Life & Style Die Schöffin: Das alles für Geld?

Die Schöffin: Das alles für Geld?

Fünfter Tag

Heute geht es einer der Angeklagten gesundheitlich nicht gut – sie sieht blass aus. Die anderen blicken wieder unbeteiligt. Es riecht wieder nach viel Discounter-Deo. Die Damen sind sorgfältig gestylt, die Herren rasiert und gepflegt. Bei einem Angeklagten, dem mit der Baseballkappe, kann ich nicht erkennen, ob er während der wieder sehr schleppenden Befragung des Opfers schläft.

Das Opfer betritt erneut hübsch und sorgfältig gestylt den Saal, in Begleitung ihrer Therapeutin. Sie wirkt noch verängstigter als bei der letzten Vernehmung. Heute kommen schleppende Infos zum Lebenslauf des Opfers. Keine abgeschlossene Berufsausbildung, somit auch keinen Beruf. Aushilfsjobs. Immer wieder Geldnot.
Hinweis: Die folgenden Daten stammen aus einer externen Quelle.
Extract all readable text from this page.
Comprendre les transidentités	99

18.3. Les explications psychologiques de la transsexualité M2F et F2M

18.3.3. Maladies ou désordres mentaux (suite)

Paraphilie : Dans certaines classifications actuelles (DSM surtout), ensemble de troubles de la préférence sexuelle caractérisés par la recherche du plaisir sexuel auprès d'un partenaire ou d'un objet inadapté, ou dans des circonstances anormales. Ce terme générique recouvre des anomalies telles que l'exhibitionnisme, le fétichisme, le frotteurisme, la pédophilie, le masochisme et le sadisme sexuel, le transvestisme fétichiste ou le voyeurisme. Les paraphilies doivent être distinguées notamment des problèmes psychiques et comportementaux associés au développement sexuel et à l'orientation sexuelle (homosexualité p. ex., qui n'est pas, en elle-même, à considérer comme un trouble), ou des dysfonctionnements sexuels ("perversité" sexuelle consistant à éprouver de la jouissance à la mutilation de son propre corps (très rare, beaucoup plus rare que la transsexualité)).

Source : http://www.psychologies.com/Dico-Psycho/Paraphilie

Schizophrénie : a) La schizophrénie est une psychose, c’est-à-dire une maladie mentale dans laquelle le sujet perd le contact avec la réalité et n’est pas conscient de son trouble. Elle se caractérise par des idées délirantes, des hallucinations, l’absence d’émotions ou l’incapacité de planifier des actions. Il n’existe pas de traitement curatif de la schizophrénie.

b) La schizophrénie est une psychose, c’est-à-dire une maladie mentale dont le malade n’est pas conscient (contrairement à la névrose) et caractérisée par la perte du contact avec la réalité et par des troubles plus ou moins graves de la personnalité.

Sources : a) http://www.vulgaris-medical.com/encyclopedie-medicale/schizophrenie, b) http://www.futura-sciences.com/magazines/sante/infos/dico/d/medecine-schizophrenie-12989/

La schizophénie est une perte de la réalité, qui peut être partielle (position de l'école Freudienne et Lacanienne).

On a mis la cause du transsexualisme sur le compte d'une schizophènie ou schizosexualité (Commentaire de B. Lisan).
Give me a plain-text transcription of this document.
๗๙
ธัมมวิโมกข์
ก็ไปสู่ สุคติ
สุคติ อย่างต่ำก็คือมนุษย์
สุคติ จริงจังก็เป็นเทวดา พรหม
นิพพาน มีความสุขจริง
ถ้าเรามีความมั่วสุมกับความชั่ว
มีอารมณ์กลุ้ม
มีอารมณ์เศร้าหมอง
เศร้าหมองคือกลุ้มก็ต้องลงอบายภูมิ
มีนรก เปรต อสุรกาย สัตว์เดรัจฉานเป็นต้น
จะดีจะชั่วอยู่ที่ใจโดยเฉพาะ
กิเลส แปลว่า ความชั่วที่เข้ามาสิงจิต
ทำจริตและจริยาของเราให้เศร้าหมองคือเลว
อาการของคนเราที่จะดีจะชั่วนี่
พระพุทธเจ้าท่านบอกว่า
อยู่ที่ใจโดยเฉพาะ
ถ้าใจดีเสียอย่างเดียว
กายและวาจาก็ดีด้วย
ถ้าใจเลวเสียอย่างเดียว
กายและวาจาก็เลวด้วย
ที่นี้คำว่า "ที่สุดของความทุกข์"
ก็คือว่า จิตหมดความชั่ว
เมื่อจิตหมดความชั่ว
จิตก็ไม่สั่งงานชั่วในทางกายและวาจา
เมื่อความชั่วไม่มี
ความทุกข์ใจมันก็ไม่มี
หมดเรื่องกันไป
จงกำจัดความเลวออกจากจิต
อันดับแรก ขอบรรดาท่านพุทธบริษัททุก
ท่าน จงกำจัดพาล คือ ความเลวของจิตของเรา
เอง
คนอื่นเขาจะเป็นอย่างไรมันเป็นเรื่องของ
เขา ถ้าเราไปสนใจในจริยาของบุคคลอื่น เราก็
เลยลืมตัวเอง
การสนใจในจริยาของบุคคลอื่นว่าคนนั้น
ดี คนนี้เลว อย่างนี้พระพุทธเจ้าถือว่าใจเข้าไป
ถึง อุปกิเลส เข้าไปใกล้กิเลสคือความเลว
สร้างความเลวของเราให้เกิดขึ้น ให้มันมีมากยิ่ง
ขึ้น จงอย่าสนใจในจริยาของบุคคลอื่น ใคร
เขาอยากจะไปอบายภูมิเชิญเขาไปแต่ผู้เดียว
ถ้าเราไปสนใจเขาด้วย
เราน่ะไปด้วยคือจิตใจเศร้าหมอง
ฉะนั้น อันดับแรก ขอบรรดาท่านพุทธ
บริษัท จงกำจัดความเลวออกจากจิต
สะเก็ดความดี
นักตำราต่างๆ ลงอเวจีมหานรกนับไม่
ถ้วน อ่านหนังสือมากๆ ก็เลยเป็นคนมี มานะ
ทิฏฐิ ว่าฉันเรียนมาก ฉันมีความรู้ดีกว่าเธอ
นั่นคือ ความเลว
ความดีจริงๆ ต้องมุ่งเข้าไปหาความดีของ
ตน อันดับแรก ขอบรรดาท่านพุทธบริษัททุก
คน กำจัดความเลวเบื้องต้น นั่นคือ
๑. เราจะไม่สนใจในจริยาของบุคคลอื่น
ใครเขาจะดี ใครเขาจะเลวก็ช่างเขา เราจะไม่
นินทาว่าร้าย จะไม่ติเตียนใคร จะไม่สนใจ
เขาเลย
Es wirkt, als traue sie sich kaum, Antworten zu geben. Vielleicht aus Scham. Irgendwann hat sie sich von einem der Angeklagten überreden lassen, es mal zu probieren. Aussicht auf gutes Geld und vor allem die Zusage, jederzeit aussteigen zu können! Sie wird auf’m Kiez angelernt. Verdienst bis zu 350 Euro pro Nacht. Will wieder raus, darf aber nicht. Eine Vertraute empfiehlt ihr das Frauenhaus – aber wie soll sie da unbemerkt hinkommen?

Für mich fügt sich allmählich das Puzzle zusammen. Sie ist eine hübsche junge Frau, so leichtgläubig, so naiv. In rasend kurzer Zeit: versklavt, überwacht, schnell verprügelt. Eben noch ein normales Leben und dann in die Prostitution gezwungen. Man sieht es dem Kiez nicht an, was hinter den Türen und Mauern tatsächlich passiert. Es sieht von außen etwas heruntergekommen und doch normal harmlos aus. Niemand ahnt, was hinter den Türen und Wänden wirklich abgeht. So nah und irgendwie auch ganz weit weg von meinem Leben.

Wäre mir das auch so passiert? Von wegen einfach abhauen – ich bin selbst erschrocken, dass abhauen hier echt überhaupt nicht drin ist. Es bedeutet den sicheren Tod durch Verprügeln. Und dann die Konsequenzen für die Familie des Opfers. Hätte ich den Worten des Angeklagten vertraut, wieder aussteigen zu können? Ich brauche mehr Antworten. Was wird uns die beste Freundin des Opfers berichten? Wie hielten die beiden heimlich Kontakt? Was um Himmels willen soll das Urteil sein, an dem ich dann beteiligt bin?